While I was asleep, apparently the site was hacked. Luckily, (big) part of the lemmy.world team is in US, and some early birds in EU also helped mitigate this.
As I am told, this was the issue:
- There is an vulnerability which was exploited
- Several people had their JWT cookies leaked, including at least one admin
- Attackers started changing site settings and posting fake announcements etc
Our mitigations:
- We removed the vulnerability
- Deleted all comments and private messages that contained the exploit
- Rotated JWT secret which invalidated all existing cookies
The vulnerability will be fixed by the Lemmy devs.
Details of the vulnerability are here
Many thanks for all that helped, and sorry for any inconvenience caused!
Update While we believe the admins accounts were what they were after, it could be that other users accounts were compromised. Your cookie could have been ‘stolen’ and the hacker could have had access to your account, creating posts and comments under your name, and accessing/changing your settings (which shows your e-mail).
For this, you would have had to be using lemmy.world at that time, and load a page that had the vulnerability in it.
I’ve thought about this, and had come to the conclusion that it would be too difficult for users to manage their private key. (Look at the flustercuck we’ve seen in cryptocurrency)
I wonder though, if we could choose to either manage our own private key OR let an instance manage it for us. This way, users could choose to give full control to an instance (as it is now) or to keep control themselves for extra security.
User data and public keys would still need to be stored (presumably on an instance server, though I wouldn’t be against separating this duty into a separate server which may or may not be hosted concurrently with an instance). But at least this way, we would have the option to keep control over our accounts even if the instance is hacked.
If I had to propose something, I’d suggest writing a spec and implementing an API for Lemmy servers that would allow one to submit signed actions, like posts, comments, likes, display name, etc. Then people will write clients that will allow generation of certificates to be used to sign those messages + add the ability to export/back up the key to be used by other apps too.
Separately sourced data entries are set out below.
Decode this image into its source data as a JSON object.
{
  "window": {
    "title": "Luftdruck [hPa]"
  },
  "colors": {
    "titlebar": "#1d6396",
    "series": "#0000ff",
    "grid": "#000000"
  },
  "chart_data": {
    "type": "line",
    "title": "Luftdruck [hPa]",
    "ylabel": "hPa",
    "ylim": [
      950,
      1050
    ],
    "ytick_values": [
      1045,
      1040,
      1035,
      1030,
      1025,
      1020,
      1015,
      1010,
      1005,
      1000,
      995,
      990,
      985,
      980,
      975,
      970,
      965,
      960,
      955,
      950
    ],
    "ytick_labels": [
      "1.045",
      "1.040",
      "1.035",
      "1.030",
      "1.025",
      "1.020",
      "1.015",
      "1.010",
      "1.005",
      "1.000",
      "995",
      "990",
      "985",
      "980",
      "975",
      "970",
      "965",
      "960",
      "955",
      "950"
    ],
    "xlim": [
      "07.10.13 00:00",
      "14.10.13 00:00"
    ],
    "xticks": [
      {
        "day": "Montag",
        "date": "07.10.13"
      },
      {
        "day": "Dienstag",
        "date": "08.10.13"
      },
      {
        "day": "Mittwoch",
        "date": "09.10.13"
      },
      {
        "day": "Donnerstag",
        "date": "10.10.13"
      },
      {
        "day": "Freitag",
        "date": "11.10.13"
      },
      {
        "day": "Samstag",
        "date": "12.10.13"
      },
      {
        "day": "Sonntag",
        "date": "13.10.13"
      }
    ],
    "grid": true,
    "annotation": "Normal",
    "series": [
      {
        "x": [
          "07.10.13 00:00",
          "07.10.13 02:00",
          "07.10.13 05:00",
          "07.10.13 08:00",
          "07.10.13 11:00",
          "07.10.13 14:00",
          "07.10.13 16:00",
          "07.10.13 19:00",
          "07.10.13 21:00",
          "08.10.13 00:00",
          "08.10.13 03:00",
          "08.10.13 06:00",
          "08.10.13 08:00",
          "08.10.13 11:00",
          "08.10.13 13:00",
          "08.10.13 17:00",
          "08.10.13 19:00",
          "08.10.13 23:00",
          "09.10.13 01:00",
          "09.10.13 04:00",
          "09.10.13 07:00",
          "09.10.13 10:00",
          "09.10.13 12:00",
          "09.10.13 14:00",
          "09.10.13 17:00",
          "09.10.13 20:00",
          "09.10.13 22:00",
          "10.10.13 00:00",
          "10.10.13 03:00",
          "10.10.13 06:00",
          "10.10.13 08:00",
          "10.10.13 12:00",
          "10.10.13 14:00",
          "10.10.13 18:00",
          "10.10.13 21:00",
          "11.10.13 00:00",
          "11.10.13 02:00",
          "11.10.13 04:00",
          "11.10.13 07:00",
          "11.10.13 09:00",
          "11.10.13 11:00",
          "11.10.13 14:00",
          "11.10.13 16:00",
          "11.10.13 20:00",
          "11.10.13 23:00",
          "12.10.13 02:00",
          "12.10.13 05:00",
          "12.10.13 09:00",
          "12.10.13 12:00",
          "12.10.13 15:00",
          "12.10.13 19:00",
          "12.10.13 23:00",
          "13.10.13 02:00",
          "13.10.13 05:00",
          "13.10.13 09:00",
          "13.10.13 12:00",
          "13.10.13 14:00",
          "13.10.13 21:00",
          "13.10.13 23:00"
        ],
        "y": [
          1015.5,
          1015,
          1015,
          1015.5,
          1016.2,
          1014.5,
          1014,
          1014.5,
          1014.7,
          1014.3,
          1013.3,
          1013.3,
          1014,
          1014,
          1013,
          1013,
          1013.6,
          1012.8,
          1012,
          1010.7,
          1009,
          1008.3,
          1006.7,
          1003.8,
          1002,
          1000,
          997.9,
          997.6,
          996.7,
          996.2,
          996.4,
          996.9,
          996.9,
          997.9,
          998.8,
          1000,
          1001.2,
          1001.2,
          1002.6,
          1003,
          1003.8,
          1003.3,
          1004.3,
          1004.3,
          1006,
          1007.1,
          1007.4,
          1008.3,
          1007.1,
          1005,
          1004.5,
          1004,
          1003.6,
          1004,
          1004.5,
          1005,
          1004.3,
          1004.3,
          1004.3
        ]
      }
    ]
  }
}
I think people who actually understood crypto used it correctly. It’s just that most people were there to speculate and gamble. And, tbh, I think crypto is here to stay.
Yup, I’d support an option to store the key on a server. Or just use an account tied to a server, just like now. Currently, servers sign all messages to other instances with their key, so all messages are tied to the identity of the instance!
100%. Also, while we’re at it, I just want to throw it out there that the front-end should also be split out imo. Let people mix and match backend/user/frontend according to a central api specification, so the best options for each can rise to the top, rather than relying on a single monolithic codebase.
I think it’s already split out!
Ahh well never mind then! For some reason I thought it was all together - maybe I was thinking about the docker-compose or something. Thanks for correcting!